The Popemobile most often used by Pope Benedict XVI when traveling abroad is a modified Mercedes-Benz M-Class sport utility vehicle with a special glass-enclosed "room" that has been built into the back of the vehicle. The Pope enters through a rear door and ascends several steps. After the Pope sits in his chair, it is elevated up into the glass "room" by a hydraulic lift, allowing the Pope to be more easily seen. In addition to the driver, there is room for one passenger (usually a security agent) in the front of the vehicle. The glass-enclosed rear of the vehicle also has room for two papal aides who can sit in the area in front of the Pope's elevated chair. The vehicle's security features include bulletproof glass windows and roof and reinforced, armored side panels and undercarriage.

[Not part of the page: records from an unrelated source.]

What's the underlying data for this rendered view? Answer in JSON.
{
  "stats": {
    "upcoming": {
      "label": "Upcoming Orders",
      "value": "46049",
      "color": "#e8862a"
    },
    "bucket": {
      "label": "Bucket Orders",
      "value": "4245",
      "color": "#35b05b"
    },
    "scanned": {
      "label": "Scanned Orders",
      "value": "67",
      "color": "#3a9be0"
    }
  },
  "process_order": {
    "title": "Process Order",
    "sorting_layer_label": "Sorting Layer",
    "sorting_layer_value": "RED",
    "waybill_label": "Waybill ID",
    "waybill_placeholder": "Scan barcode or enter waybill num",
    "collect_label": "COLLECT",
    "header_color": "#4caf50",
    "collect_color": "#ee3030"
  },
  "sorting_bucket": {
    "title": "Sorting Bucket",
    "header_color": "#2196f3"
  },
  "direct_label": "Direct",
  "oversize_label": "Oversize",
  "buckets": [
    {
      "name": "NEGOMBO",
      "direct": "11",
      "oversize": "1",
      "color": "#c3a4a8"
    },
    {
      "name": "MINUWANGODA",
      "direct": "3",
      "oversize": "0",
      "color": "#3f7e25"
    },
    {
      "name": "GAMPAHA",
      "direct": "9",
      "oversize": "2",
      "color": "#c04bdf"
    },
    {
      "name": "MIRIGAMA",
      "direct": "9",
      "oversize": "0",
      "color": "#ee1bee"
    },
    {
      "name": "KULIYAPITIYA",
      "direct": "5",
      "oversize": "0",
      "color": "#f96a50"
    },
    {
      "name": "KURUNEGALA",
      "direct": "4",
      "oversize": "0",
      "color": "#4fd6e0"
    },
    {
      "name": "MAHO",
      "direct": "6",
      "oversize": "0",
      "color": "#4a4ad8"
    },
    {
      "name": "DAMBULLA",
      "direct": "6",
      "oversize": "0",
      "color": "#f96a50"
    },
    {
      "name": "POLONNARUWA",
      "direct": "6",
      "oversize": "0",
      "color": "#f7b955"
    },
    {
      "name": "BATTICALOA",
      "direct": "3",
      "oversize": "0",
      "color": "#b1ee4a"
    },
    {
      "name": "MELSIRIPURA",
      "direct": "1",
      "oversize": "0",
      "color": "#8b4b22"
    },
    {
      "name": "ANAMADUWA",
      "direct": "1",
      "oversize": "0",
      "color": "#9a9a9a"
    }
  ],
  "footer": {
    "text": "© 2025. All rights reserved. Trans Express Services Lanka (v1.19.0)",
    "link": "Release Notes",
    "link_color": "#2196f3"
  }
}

Uncovered Popemobiles are most commonly used for events within Saint Peter's Square.
On 6 June 2007, a German man tried to jump into Pope Benedict XVI's uncovered Popemobile as the pontiff began his general audience. The Pope was not hurt and did not even appear to notice that the 27-year-old man had jumped over the protective barrier in the square and had grabbed onto the white Fiat Popemobile as it drove by. At least eight security officers who were trailing the vehicle as it moved slowly through the square grabbed the man and wrestled him to the ground. The man was interrogated by Vatican police.